We want to use anatomical data (http://connectivity.brain-map.org/) to constrain the space of architectures for the visual system, train models for different etologically relevant tasks, and compare model’s responses with those physiological observed (https://observatory.brain-map.org/visualcoding). One of the salient characteristics of the responses in the mouse visual system is the large variability of responses to the same images, and the combination of visual and motor responses. We seek to explore the space of tasks which produce similar representations to those observed in the mouse brain, with a focus on development of mixed visual/motor representations. The final results of the models trained on etologically relevant tasks can be used as initial states for models learning.
We are seeking a scientist to join the Modeling and Theory team of Stefan Mihalas to help construct biologically constrained task driven models of the mouse cortex. The scientist will help transform biological knowledge of structure into architectural constraints, train models with such over a range of tasks, and compare the results to in vivo physiology measurements. The scientist is expected to have strong contributions at the level of ideas, and help shape future projects. Our team focuses at extracting principles from large data, integrating them in simplified models and using the models to test theories of computation.
Construct architectural constraints for the network from large scale connectivity data
Train models for visual processing with architectural constraints to perform different visual/motor tasks, and compare the results with the physiological recordings
In collaboration with experimentalists contribute to the analysis of the anatomical and physiological data
Contribute scientific ideas based on the modeling results, and help shape future projects
Develop and maintain computational and associated software tools
Maintain clear and accurate communication with supervisor and team members
Publish/present findings in peer-reviewed journals/scientific conferences
Required Experience and Education
PhD degree in computational neuroscience, physics, mathematics, applied mathematics or related field.

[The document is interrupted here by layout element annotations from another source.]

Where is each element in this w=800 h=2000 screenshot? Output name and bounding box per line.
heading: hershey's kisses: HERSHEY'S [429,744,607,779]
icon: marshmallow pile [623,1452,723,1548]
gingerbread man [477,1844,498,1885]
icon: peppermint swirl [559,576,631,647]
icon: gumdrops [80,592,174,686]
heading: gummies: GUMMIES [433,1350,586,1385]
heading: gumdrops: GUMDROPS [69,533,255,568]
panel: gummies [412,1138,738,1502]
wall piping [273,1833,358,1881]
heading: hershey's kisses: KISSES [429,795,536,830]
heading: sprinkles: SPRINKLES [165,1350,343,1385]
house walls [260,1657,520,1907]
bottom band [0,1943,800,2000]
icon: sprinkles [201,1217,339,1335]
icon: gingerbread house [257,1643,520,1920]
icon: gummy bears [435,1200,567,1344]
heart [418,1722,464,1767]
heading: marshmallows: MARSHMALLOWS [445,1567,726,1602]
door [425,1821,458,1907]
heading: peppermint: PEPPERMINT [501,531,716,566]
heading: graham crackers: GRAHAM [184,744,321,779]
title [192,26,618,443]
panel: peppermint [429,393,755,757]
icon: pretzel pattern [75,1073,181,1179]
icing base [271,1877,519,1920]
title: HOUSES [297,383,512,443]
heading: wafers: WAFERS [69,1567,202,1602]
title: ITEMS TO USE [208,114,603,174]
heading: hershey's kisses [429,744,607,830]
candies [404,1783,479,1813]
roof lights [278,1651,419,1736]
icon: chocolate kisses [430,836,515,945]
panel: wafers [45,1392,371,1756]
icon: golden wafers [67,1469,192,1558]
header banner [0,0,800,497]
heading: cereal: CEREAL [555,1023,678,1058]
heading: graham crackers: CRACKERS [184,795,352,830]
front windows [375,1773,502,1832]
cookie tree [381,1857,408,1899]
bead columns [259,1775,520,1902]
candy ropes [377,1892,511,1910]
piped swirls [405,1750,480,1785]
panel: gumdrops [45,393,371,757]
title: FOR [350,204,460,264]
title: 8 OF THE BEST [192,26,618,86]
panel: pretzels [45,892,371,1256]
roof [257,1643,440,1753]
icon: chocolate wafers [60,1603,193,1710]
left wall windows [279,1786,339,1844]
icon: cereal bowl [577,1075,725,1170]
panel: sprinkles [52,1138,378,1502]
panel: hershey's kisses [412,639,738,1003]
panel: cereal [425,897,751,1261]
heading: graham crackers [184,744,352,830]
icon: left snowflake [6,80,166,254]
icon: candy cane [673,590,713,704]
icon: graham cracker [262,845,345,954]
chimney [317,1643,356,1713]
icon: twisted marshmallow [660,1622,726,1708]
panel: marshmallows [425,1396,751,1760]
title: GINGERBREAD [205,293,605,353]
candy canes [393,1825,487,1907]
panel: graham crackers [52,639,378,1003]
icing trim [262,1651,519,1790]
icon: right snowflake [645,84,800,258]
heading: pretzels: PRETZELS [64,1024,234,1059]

Scientist I: 0-2 years of post-doctoral experience
Strong background in scientific computing and data analysis
Proven ability to code using Python and experience using PyTorch or TensorFLow
Strong written and verbal communication skills.
Preferred Education and Experience
Experience in computational neuroscience
Ability to meet aggressive timelines and deliverables in a collaborative environment.
Position Type/Expected Hours of Work
It is the policy of the Allen Institute to provide equal employment opportunity (EEO) to all persons regardless of age, color, national origin, citizenship status, physical or mental disability, race, religion, creed, gender, sex, sexual orientation, gender identity and/or expression, genetic information, marital status, status with regard to public assistance, veteran status, or any other characteristic protected by federal, state or local law. In addition, the Allen Institute will provide reasonable accommodations for qualified individuals with disabilities.